Лера Мурашова

Лера Мурашова

Четвёртое измерение № 2 (386) от 11 января 2017 года

По последнему краю

Осенние цветы

 

Зачем цветут осенние цветы?

Им времени отпущено так мало.

Они, как музыканты у вокзала,

нам дарят миг прощальной красоты.

 

Порядок строгий хризантемных игл,

лучей астральных хитрая небрежность

родят в душе болезненную нежность,

приятие нам непонятных игр.

 

И в увяданье тоже есть восторг,

и час тоски бывает странно светел,

уносит годы времени поток,

как лепестки цветов уносит ветер

 

осенний, влажный, пахнущий дождём,

грядущим снегом, стужей повсеместной…

Но наша мимолётность так чудесна,

когда мы смотрим на цветы вдвоём.

 

Инь плюс ян

 

человечество – инь плюс ян...

ярославна минус иван.

Сергей Сутулов-Катеринич

 

Человечество – инь плюс ян,

микрокосм – только я и ты.

Исчезает любой изъян

в складках ласковой тесноты.

 

Человечество – это крест,

невозможность побыть вдвоём.

Не хватает укромных мест,

проницаем дверной проём.

 

Человечество – это мрак,

сон, мифический карнавал.

Ты придумал, найтись нам как –

кроки строками рисовал,

 

рифмовал, выходил в астрал,

уставал, уходил в запой.

Шар земной невозможно мал,

человечество – разнобой,

 

генератор случайных числ,

покрывало индийских май...

Звёзды зреют, и воздух чист –

улетаю – успей, поймай!

 

* * *

 

Э. К.

 

У кого-то в доме муж – Муз,

у кого-то рядом пёс – друг,

кто-то стонет от постылых уз,

кто-то стынет от невзятых рук.

 

А над городом завис циклон,

их за месяц уже было – три,

и со всех-то с четырёх сторон

шепчет: «Сердце на замок запри,

 

душу живу посади в клеть,

а глаза стреми всё вниз, в пол!

Не тебе открыто смотреть

и разглядывать другой пол.

 

В старом городе, где ветра вой,

быть соломенной тебе вдовой,

в новом доме, что на самом юру,

быть монахиней тебе – в миру».

 

Бесснежное

 

В декабре отменили зиму, 

не спустились с небес снега, 

не надели белую схиму 

безнадёжные берега. 

 

Отказали нам всем в прощенье, 

в отпущенье былых грехов, 

в возрождении, в ощущенье 

шевеленья внутри – стихов. 

 

Если надобно, Авва Отче, 

онемею и замолчу. 

Пусть мой путь будет всех короче, 

только тех не гаси свечу, 

 

без кого этот мир – пустыня, 

без кого не прожить и дня. 

Да смирится моя гордыня, 

да услышит Господь меня. 

 

Дай им, Господи, счастья – даром, 

улыбнись им на небеси –

Ольга, Дарья, Иван, Варвара –

защити, сохрани, спаси!

 

* * *

 

Я тебя дочитаю до самой последней строчки,

до тире, до точки, до тающей запятой.

Я тебя узнаю в любой, любой оболочке,

не обманешь притворною немотой.

 

Ты со мной говорил – ветром в поле, ромашкой в букете,

громом с неба спускался, грибным осыпая дождём.
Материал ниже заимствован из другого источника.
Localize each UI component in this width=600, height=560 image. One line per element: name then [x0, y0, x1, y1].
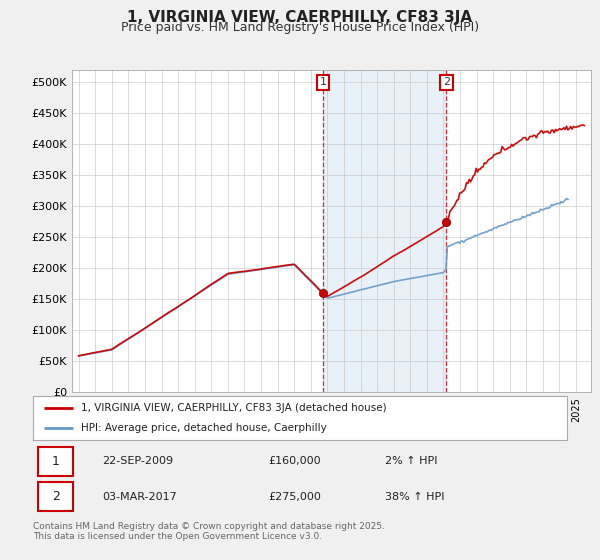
Text: 38% ↑ HPI: 38% ↑ HPI	[385, 492, 445, 502]
Text: 22-SEP-2009: 22-SEP-2009	[103, 456, 173, 466]
Text: 1, VIRGINIA VIEW, CAERPHILLY, CF83 3JA: 1, VIRGINIA VIEW, CAERPHILLY, CF83 3JA	[127, 10, 473, 25]
Text: £160,000: £160,000	[268, 456, 320, 466]
Text: HPI: Average price, detached house, Caerphilly: HPI: Average price, detached house, Caer…	[81, 423, 327, 433]
FancyBboxPatch shape	[38, 447, 73, 476]
FancyBboxPatch shape	[38, 482, 73, 511]
Text: 2% ↑ HPI: 2% ↑ HPI	[385, 456, 438, 466]
Text: 1, VIRGINIA VIEW, CAERPHILLY, CF83 3JA (detached house): 1, VIRGINIA VIEW, CAERPHILLY, CF83 3JA (…	[81, 403, 386, 413]
Text: Contains HM Land Registry data © Crown copyright and database right 2025.
This d: Contains HM Land Registry data © Crown c…	[33, 522, 385, 542]
Text: Price paid vs. HM Land Registry's House Price Index (HPI): Price paid vs. HM Land Registry's House …	[121, 21, 479, 34]
Text: 2: 2	[443, 77, 450, 87]
Text: 2: 2	[52, 490, 59, 503]
Text: 1: 1	[52, 455, 59, 468]
Text: 1: 1	[319, 77, 326, 87]
Bar	[323, 70, 446, 392]
Text: 03-MAR-2017: 03-MAR-2017	[103, 492, 177, 502]
Text: £275,000: £275,000	[268, 492, 321, 502]
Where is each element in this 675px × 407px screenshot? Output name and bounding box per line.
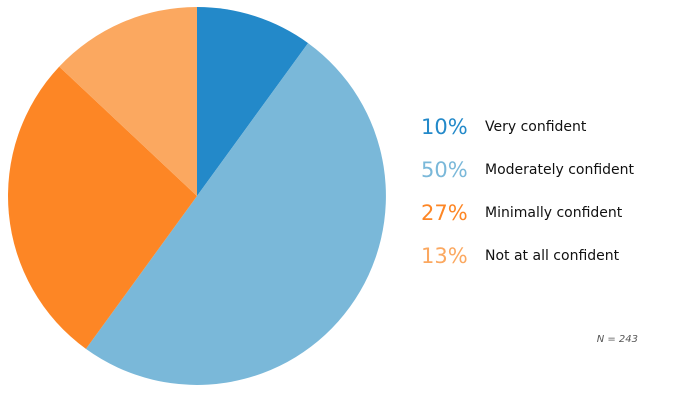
legend: 10% Very confident 50% Moderately confident… (421, 115, 635, 268)
pie-slice-not-at-all-confident (59, 7, 197, 196)
pie-slices (8, 7, 386, 385)
legend-label-very-confident: Very confident (485, 119, 587, 135)
legend-label-moderately-confident: Moderately confident (485, 162, 635, 178)
pie-slice-minimally-confident (8, 66, 197, 349)
pie-slice-moderately-confident (85, 43, 386, 385)
pie-slice-very-confident (197, 7, 309, 196)
legend-percent-moderately-confident: 50% (421, 158, 468, 182)
legend-percent-not-at-all-confident: 13% (421, 244, 468, 268)
legend-percent-minimally-confident: 27% (421, 201, 468, 225)
legend-label-minimally-confident: Minimally confident (485, 205, 623, 221)
sample-size-note: N = 243 (597, 334, 638, 345)
legend-label-not-at-all-confident: Not at all confident (485, 248, 620, 264)
legend-percent-very-confident: 10% (421, 115, 468, 139)
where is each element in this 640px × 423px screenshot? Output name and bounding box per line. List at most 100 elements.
Стуком палки по рёбрам унылых и пыльных штакетин,

дробью дятла в лесу говорил мне – Идём!

 

Я стремилась на зов, как на дудочку крысолова,

закрывала глаза и видела – письмена,

засыпала в зарослях болиголова,

и летала, и пела одна.

 

Мне ль тебя не узнать, о мой брат, ясноликий дервиш!

Темноглазый странноприимный пророк и лжец.

Ты свободную птицу насильно в сетях не удержишь,

знаешь – плохо поётся среди золотых колец.

 

Просто сяду в твои никому не грозящие руки,

просто зёрна возьму, и пойму, что вернулась домой.

То, что было внутри, перевесило то, что снаружи,

стала песня – дорогой, а слово – скобой и судьбой.

 

Вечная тема

 

Под кривотолки

дремлют на полке,

на узкой лавчонке,

парень с девчонкой.

 

Переплелись 

так, что ни в жисть

не отличить,

где чья рука.

За окном моросит

слегка.

 

Всё происходит в душном плацкарте,

в точке, на карте

не именованной…

Это не ново, но,

тётенька, взглядом их не буровь,

может быть, всё же – любовь?

 

Куриный бог

 

Привязал меня к земле, приковал,

лёгкой тяжестью на шее повис.

Плоский камешек размерами мал,

но, как якорь, притянул меня вниз.

 

А ведь я летать умела уже,

и с планетой распрощалась почти.

Возле моря на прибойной меже

кто тебя мне подложил на пути?

 

Птицей Божьею жила, как сказал,

не вила себе гнезда на века,

знала – мир наш ненадёжный вокзал,

всё здесь временно, транзитно, пока.

 

Только вдруг под моросящим дождём

клевер капельками крови пророс.

Хоть полвечности ещё украдём,

но ответа не найти на вопрос.

 

Гальку с дырочкою подарит прибой –

вдень шнурок и не снимай никогда.

Мне, куриный бог, надёжней с тобой.

Оборвёшься – и взлечу из гнезда!

 

Пятница

 

Ю.

 

Мне тебя послали напоследок,

чтоб смогла понять хоть что-нибудь.

Скоро птицам с облетевших веток

в неизбежный отправляться путь.

Скоро отплывать и нам с тобою.

Сломан компас, на море штормит,

а сирены не поют, но воют,

заглушая вздохи аонид

 

Скоро, скоро… Хорошо, что вместе.

Миром правят морось и туман.

Молча медлит, будто ждёт известий,

не даёт команды Капитан.

Мы его с тобою не торопим,

слушаем, как плещется вода.

Мы к причалу шли по разным тропам,

а теперь, обнявшись, ждём, когда

в череде божественных сумятиц

радугою вспыхнет горизонт.

 

Ты сказал, я лучшая из Пятниц,

мой седобородый Робинзон.

 

Не шекспировский не сонет

 

Вновь среди белизны

Лягут чёрные строчки.

Г. Я.

 

Оставь меня, но только не совсем.

Пусть музой будет для тебя другая,

пусть стану я никем, как Полифем

кричал когда-то, боль превозмогая.

 

Забудь меня, как василёк в пыли,

что из букета выронен небрежно,

и удались, лишь голос дли и дли,

пока я вяну в колее тележной.

 

Я отпущу – в любовь, в запой, за край,

развёртывай дороги длинный свиток.

Ты – Крысолов, на дудочке играй

и увлекай безумных неофиток.

 

Есть лишь одна соперница – с косой

до пояса, с глазами цвета ночи…

В конце времён зима всегда весной

оборотится волей чёрных строчек.

 

И хлынет кровью талая вода.

Не уходи в затишье навсегда.

 

По последнему краю

 

Отгоревшей до шрама мечтой

ты остался на сером перроне.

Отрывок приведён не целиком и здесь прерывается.